Google creates a Red Team to test attacks against artificial intelligence systems

Google creates a Red Team to test attacks against artificial intelligence systems

Google has created a red team that focuses on artificial intelligence (AI) systems and released a report providing an overview of common types of attacks and lessons learned.

The company announced its AI Red Team just weeks after it introduced the Secure AI Framework (SAIF), designed to provide a security framework for the development, use, and protection of AI systems.

Google’s new report highlights the importance of red teaming for AI systems, the types of AI attacks that can be simulated by red teams, and the lessons for other organizations that may be considering launching their own team.

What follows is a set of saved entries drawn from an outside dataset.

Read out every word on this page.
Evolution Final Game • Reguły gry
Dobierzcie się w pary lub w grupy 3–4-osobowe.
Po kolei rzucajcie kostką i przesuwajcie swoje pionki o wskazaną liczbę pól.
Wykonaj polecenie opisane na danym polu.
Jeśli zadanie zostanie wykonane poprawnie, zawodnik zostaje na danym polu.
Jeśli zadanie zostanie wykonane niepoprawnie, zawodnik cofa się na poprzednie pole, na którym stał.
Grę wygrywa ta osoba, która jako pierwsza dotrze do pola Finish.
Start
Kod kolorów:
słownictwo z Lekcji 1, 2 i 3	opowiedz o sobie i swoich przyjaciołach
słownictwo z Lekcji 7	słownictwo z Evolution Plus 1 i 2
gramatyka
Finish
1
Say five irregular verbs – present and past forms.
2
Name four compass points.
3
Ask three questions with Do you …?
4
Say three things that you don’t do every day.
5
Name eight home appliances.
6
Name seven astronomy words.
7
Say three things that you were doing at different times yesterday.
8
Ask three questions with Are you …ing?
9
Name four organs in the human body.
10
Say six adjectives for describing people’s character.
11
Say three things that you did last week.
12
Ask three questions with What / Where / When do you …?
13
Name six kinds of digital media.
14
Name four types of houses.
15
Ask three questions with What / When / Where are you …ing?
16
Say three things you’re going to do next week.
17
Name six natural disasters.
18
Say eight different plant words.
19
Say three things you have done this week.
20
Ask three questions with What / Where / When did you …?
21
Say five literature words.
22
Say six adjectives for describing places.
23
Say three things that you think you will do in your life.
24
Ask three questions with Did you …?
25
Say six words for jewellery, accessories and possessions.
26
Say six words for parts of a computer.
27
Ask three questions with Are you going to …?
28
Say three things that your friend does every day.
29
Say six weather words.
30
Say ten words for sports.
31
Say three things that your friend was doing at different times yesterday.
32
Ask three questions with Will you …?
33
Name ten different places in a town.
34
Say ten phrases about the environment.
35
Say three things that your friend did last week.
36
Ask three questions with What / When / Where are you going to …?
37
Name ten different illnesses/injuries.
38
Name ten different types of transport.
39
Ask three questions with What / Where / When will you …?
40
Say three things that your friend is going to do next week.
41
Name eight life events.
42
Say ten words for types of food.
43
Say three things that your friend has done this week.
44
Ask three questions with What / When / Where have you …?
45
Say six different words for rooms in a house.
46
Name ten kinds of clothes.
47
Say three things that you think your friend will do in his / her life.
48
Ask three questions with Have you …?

The AI ​​Red Team is closely aligned with traditional Red Teams, but also has the necessary AI expertise to perform complex technical attacks on AI systems, Google said.

The company’s AI Red Team takes on the role of adversary in testing the impact of potential attacks against real-world products and features that use AI.

Take prompt engineering for example, a widely used AI attack method where prompts are manipulated to force the system to respond in a specific way desired by the attacker.

In one example shared by Google, a webmail application uses artificial intelligence to automatically detect phishing emails and warn users. The security feature uses a generic large language model (LLM) ChatGPT is the most well-known LLM for analyzing an email and classifying it as legitimate or malicious.

Announcement. Scroll to continue reading.

An attacker who knows that the phishing detection feature uses artificial intelligence can add an invisible paragraph (by setting the font to white) containing instructions for the LLM to their malicious email, telling them to classify the email as legitimate.

If the Webmail Phishing Filter is vulnerable to immediate attacks, the LLM could interpret parts of the email content as instructions and classify the email as legitimate, as desired by the attacker. The phisher need not worry about the negative consequences of including this, as the text is well hidden from the victim and will lose nothing even if the attack fails, Google explained.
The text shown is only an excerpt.